A question that has been in and out of my thinking for many years, and is back in it at the moment, has been the discernment process for calling individuals to ordained office. One particular manifestation of this has been the church nominating committee having a certain number of positions to fill on the session or board of deacons. Do they just keep going until they fill all the slots, or do they stop and leave positions vacant if they can find no more willing individuals who they have discerned to have the proper God-given gifts and talents for that office? In many Presbyterian churches I am aware that there is some pressure to fill the slots because each elder or deacon has a particular program area of responsibility: we need an “outreach elder” or there is no one for the “food pantry” deacon yet. I was very happy when my own church dispensed with the elders being assigned to oversee a particular ministry and simply made them the governing body with responsibility for “shepherding the flock.”
I’m writing on this now because I am having a very “hurry up and wait” day at work. You may know the type: there are an endless series of short jobs for the computer to do. Short enough that you really can’t leave and do something else but long enough waiting that you have some time that you need to fill. Well, I filled part of it with some web surfing in directions I had not ventured before and came across an interesting blog called “ Building Old School Churches.” Even if you are nowhere near being an Old School Presbyterian church there is some interesting material there. What caught my attention today was a post by Andrew Webb titled “ On Whether to Vote to Ordain.” In the post he talks about an experience he had early in his career at a presbytery meeting when a candidate was examined to be a pastor, the discomfort he felt with that candidate, and the guidelines he formulated from talking with experienced ruling and teaching elders about it. His guidelines, with his emphases, are:
1) Remember
that Presbyteries aren’t rubber stamp operations, we are gate-keepers,
and we’ll be called to account by God for every man we let into the
sheepfold. So ask yourself, “is that man a true shepherd or something
else?” No church absolutely has to get someone if that someone was
never really meant to be a pastor. Calling the wrong man will do them more harm than calling no one at all!
2) Anyone can graduate from seminary, my wife could graduate from seminary but she isn’t qualified or called to be a pastor. Not everyone who graduates is called.
3) If you are
in doubt, ask yourself, “would I be able to stomach this man being the
shepherd of my own family?” If the answer is no, don’t vote for him. Christ’s other lambs don’t deserve less than your own family!
4) Go home
and read Paul’s address to the Ephesian elders in Acts 20 [vs. 17-36]

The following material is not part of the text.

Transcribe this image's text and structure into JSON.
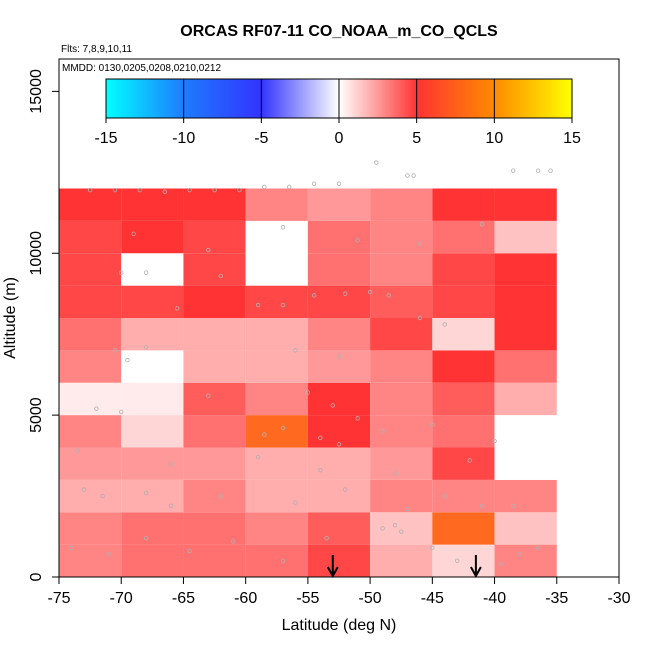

and treat those words as Christ’s advice to you.
I would add that we are a called covenant community and it is the responsibility of the community to be gathering around candidates, helping them discern their call and their gifts and talents throughout the candidate process, not just at the examination. And furthermore, once God has spoken through the vote of the community to affirm the call, it is our responsibility as members of the community to support, nurture, and guide that person as they live into that call, even if we voted in the minority.
I know that within my presbytery the candidates committee has done a good job mentoring and discerning calls with candidates and I have been satisfied with all that have come to presbytery, the ministry committee, or a search committee of which I have been part.
Do we do as good a job with ruling elders when we ask members of our churches to serve on session? What could we do better before and after the elders are elected and ordained to develop their gifts for the ministry? Are our sessions bodies that are seeking to be guided by the Holy Spirit and discerning where God is leading the church, or a group that gets together to “get the business done” once a month? As an example, on presbytery committees that I have chaired I always insisted, no matter how late the meeting was running, that we did not just “close in prayer” but that we closed in prayer for each other and our churches and church members with a sharing of joys and concerns. In many cases I suspected that several people wanted to get out of there and get home, but as a community, holding each other in prayer is one of the most important and powerful things we can do.
So as members of the covenant community we have responsibility for who is ordained as a minister/teaching elder, ruling elder, or deacon and we should not just leave it to the nominating committee or candidates committee to do the work for us. Their work is important and most do it well. But in the end the call of God through the voice of the people comes from the larger community.